Author

Kevin Gleason

Date of Award

Summer 8-2018

Document Type

Dissertation

Degree Name

Doctor of Philosophy (PhD)

Department

English

First Advisor

Lingyan Yang, Ph.D.

Second Advisor

David Downing, Ph.D.

Third Advisor

Christopher Orchard, D.Phil.

Abstract

This study is a critical analysis of Tobias Wolff’s presentation of masculinity in his short stories, memoirs, novel, and novella. I argue that Wolff’s works highlight performances of masculinity that are constructed, fragile, and often traumatizing and that his work operates as a critique of hegemonic masculinity.

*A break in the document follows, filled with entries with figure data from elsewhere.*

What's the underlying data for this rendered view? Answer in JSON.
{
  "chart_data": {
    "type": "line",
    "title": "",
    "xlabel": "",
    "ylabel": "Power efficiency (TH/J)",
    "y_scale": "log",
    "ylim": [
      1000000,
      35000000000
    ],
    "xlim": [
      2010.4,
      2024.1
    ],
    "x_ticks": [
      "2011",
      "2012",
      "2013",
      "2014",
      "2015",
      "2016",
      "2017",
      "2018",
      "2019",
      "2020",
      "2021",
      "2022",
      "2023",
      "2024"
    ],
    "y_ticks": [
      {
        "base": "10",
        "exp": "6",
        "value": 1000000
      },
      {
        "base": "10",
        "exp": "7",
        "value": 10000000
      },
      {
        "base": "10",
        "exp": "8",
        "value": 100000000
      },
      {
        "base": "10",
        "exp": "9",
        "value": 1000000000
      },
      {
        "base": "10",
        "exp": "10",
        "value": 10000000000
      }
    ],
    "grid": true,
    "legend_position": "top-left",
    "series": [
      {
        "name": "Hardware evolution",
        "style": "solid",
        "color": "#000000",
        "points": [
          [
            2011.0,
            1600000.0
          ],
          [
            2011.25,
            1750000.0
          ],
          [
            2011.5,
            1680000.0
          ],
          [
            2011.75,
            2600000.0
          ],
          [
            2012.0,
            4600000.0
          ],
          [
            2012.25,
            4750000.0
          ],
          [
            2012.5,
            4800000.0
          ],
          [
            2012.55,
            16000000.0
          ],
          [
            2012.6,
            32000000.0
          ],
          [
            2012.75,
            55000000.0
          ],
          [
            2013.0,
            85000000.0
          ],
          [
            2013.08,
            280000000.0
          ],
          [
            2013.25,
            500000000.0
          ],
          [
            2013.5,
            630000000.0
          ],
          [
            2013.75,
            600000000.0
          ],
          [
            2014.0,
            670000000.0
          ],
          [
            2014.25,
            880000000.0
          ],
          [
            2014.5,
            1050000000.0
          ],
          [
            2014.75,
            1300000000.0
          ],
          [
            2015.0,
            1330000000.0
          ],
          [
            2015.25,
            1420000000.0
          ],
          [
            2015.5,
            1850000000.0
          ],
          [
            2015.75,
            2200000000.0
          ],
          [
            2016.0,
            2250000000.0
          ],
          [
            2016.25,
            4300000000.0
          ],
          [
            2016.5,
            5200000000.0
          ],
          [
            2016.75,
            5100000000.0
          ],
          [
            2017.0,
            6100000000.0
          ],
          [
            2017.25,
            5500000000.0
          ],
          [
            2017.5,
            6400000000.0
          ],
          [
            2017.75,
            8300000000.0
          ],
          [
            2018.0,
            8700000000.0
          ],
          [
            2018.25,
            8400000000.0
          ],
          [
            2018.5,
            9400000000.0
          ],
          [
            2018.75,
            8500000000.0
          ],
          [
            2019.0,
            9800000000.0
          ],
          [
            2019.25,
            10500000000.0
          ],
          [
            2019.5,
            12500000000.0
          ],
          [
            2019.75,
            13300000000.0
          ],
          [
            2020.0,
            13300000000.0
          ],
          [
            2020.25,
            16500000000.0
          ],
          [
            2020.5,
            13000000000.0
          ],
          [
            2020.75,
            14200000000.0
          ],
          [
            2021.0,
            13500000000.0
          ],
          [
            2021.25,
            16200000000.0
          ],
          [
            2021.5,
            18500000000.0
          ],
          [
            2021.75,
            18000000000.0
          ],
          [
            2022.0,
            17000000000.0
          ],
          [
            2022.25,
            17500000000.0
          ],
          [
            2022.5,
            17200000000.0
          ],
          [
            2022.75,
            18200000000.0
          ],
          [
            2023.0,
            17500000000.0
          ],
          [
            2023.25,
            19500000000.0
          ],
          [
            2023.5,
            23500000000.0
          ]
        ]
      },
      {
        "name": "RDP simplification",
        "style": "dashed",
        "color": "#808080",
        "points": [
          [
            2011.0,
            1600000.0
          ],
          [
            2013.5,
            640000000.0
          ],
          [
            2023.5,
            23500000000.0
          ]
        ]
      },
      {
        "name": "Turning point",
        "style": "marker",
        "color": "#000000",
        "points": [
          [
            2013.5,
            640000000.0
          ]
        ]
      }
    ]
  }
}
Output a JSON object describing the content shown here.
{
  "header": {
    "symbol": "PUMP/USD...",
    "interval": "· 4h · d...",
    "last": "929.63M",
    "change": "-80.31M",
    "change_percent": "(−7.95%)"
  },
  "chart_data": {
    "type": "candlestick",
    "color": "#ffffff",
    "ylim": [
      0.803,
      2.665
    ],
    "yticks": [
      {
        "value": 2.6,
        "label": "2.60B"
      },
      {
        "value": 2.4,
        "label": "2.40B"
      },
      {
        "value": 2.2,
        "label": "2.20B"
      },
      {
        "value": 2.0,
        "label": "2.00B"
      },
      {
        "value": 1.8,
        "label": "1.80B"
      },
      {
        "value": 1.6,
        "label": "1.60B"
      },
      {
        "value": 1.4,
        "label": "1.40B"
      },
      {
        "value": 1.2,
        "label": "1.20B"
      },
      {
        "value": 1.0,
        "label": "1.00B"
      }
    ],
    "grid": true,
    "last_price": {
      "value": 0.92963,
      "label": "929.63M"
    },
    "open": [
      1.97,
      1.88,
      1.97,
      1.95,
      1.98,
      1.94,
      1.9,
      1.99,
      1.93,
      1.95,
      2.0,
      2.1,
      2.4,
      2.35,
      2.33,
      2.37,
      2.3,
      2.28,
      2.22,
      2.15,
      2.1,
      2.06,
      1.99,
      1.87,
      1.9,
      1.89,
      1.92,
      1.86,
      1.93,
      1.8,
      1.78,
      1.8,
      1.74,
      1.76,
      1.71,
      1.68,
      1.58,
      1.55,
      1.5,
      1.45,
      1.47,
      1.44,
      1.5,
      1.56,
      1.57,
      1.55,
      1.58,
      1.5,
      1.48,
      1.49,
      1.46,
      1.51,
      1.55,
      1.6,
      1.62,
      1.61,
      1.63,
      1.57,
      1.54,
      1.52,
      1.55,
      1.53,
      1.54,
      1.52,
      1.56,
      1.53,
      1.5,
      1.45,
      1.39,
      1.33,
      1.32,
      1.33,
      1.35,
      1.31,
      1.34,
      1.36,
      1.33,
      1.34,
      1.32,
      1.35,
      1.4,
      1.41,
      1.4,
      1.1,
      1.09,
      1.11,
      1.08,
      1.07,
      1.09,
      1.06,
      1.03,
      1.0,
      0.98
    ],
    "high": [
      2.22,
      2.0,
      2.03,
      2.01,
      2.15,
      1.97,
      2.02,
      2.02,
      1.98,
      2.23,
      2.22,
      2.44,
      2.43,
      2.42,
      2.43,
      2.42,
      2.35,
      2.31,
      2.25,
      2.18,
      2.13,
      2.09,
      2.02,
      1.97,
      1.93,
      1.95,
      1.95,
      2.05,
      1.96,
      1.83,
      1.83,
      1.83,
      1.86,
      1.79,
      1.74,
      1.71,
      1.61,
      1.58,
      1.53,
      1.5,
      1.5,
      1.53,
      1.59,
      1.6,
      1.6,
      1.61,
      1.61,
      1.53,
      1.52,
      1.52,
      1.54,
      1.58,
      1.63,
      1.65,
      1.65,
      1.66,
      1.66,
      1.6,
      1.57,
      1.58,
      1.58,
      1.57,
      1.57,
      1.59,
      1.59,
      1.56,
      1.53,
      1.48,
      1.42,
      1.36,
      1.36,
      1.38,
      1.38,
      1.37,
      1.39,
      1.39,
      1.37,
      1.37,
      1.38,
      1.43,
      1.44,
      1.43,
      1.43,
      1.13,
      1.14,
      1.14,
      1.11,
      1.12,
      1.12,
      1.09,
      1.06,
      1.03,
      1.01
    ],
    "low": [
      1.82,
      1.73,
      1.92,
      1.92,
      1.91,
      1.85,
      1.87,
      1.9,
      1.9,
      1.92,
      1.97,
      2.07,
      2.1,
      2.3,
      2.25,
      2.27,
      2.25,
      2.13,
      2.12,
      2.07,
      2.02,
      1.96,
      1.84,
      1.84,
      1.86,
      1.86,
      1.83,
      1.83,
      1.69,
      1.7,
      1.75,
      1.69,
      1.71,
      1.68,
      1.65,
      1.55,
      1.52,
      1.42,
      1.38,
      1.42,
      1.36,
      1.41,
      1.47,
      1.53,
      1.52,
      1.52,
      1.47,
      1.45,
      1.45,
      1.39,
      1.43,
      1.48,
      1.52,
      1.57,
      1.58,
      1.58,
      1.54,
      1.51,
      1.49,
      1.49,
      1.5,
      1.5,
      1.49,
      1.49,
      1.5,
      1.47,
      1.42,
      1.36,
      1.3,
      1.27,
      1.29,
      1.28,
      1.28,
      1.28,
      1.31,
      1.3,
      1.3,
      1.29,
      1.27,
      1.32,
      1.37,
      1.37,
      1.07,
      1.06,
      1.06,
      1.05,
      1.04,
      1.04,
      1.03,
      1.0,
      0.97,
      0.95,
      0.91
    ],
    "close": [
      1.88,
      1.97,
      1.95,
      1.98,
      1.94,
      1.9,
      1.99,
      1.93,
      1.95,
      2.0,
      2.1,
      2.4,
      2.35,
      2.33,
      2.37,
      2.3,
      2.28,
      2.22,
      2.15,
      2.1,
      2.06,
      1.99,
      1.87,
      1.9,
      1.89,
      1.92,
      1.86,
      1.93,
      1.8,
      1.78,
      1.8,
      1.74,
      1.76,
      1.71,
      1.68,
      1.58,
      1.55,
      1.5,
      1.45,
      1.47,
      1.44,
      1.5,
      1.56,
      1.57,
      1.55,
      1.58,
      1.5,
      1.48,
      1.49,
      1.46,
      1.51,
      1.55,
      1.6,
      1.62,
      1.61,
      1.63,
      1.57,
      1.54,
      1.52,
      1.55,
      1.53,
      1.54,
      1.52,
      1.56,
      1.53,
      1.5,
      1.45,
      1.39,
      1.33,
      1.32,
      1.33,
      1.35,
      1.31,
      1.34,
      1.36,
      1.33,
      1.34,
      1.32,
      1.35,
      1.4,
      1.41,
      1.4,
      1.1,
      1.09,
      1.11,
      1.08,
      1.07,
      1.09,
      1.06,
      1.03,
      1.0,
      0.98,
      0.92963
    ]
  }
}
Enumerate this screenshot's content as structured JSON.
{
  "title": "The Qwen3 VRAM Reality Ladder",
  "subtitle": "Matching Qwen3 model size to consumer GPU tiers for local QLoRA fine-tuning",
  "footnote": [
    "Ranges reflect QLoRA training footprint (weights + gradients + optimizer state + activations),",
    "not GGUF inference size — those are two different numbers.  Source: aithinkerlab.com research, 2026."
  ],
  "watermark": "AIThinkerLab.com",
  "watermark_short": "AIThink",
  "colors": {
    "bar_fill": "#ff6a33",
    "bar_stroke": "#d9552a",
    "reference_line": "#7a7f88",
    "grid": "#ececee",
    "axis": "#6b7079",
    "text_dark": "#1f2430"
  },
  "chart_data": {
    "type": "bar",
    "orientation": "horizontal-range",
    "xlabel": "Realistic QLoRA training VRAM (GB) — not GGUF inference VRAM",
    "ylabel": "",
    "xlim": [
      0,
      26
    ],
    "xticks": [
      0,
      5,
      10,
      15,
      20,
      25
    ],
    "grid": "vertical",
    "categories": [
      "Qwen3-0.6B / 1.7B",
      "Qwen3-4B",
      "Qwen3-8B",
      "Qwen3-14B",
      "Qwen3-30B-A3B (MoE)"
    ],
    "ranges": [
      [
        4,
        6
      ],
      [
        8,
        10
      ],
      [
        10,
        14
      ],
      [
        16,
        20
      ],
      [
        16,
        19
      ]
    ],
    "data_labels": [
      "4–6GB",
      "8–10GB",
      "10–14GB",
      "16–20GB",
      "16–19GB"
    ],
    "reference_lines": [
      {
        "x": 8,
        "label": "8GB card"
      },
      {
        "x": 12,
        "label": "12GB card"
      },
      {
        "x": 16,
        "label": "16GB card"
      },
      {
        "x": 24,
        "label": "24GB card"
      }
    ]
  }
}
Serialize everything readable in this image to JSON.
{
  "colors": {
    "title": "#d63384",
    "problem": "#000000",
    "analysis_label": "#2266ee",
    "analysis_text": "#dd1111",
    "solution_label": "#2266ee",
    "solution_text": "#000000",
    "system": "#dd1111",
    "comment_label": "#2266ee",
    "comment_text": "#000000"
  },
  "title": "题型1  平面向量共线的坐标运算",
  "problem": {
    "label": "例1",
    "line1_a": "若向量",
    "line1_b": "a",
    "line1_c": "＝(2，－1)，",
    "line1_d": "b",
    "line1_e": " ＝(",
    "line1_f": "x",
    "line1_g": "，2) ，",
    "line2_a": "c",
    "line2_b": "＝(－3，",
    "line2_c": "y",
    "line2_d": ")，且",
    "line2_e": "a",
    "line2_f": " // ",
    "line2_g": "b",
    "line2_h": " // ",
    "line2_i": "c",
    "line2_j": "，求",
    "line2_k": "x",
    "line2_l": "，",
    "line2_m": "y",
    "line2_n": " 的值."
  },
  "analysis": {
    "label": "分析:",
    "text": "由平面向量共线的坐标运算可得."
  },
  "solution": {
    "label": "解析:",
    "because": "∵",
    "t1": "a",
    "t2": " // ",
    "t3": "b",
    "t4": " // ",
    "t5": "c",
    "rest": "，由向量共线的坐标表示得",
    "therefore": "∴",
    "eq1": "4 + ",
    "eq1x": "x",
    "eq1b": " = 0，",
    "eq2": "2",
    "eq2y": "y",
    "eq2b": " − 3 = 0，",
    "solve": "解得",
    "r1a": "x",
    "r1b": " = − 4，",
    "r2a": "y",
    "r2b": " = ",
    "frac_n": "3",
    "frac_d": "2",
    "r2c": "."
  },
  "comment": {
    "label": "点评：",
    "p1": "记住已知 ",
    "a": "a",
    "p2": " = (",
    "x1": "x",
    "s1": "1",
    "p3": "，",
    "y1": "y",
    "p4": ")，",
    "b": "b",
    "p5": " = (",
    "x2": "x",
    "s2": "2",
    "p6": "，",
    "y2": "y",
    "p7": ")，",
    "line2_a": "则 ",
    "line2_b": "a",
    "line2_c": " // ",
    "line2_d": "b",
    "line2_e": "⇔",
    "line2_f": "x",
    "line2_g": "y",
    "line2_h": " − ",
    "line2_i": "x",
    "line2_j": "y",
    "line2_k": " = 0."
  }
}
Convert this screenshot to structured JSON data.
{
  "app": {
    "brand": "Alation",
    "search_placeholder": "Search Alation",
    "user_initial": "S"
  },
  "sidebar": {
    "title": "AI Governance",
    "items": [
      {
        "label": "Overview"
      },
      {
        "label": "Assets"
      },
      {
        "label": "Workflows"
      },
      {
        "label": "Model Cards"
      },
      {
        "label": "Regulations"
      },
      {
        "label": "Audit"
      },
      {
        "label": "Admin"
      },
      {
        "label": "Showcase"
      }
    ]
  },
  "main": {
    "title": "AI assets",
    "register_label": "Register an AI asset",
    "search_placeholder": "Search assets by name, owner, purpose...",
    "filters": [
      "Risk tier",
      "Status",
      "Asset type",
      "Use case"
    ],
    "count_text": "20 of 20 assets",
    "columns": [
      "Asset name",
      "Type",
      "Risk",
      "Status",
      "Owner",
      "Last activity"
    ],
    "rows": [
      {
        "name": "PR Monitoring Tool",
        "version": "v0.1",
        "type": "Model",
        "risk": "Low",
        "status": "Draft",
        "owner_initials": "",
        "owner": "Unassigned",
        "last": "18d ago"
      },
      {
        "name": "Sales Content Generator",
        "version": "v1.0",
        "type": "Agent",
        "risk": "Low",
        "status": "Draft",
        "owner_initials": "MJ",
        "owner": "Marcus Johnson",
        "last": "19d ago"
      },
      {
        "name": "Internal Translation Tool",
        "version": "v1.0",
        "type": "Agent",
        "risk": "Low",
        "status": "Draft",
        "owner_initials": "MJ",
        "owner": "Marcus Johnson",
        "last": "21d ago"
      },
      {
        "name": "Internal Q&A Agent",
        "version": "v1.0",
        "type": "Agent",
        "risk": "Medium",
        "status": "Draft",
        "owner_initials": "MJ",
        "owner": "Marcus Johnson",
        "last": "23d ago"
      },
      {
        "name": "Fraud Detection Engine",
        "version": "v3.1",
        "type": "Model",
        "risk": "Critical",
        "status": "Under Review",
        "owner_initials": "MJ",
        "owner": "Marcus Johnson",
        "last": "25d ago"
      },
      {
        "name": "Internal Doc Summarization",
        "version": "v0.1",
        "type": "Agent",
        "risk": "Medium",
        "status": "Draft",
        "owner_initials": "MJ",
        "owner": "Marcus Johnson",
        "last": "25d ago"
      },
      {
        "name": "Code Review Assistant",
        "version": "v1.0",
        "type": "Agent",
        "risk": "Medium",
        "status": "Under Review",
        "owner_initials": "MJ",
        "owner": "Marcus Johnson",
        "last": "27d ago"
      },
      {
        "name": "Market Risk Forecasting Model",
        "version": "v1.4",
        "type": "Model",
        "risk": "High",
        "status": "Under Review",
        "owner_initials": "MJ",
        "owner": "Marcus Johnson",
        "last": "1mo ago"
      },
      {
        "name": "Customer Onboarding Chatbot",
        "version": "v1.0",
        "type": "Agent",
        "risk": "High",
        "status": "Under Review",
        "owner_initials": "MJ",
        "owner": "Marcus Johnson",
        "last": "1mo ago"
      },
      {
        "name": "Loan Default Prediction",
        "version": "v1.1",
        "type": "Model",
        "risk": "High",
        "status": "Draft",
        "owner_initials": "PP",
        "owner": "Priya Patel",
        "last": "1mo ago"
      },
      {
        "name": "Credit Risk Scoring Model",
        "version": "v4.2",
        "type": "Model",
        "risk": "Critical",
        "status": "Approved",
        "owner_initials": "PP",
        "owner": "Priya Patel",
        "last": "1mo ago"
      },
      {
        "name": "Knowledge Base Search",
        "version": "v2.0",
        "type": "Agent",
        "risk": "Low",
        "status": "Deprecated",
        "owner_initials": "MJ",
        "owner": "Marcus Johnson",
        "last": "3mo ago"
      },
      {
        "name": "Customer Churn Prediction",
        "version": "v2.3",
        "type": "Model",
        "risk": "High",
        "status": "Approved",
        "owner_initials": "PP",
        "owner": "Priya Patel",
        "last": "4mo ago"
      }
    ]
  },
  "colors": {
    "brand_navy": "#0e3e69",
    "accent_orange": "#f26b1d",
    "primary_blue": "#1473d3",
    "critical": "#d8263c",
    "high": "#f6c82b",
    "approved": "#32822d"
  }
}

This dissertation examines three iterations of masculinity in Wolff’s texts: nascent masculinity, hypermasculinity, and man-womanliness. The young and adolescent boys who perform a nascent masculinity often rely on deeply flawed models to construct their masculinity as both survivors and perpetrators of trauma. Wolff’s presentation of nascent masculinity critiques aspects of masculinity which are often hidden by the more practiced adult performances of masculinity. Men in Wolff’s texts who perform a hypermasculinity domineer and traumatize less powerful individuals including children, women, minorities, and other men who are outside of hegemonic masculinity. Wolff’s portrayal of hypermasculinity critiques the cycle of increasingly violent behavior that men enact to achieve and maintain dominance. Along with these two negative iterations of masculinity, Wolff also presents a positive one: man-womanliness. Men and boys who perform man-womanliness break the cycles of oppression and violence and perform a masculinity that resists the use of domination by incorporating traits often associated with femininity. Man-womanliness remains robust and resilient even when emerging from traumatic experience. My analysis draws from Wolff’s short story collections In the Garden of the North American Martyrs (1981), Back in the World (1985), The Night in Question (1996), Our Story Begins (2008), his two memoirs This Boy’s Life (1989) and In Pharaoh’s Army (1994), his novella The Barrack’s Thief (1984), and his novel Old School (2003).

As a critical lens, I draw on theorists who highlight the constructed, fragile, and fluid nature of masculinity. As a secondary theoretical approach, I engage concepts from trauma theory that intersect with masculinity.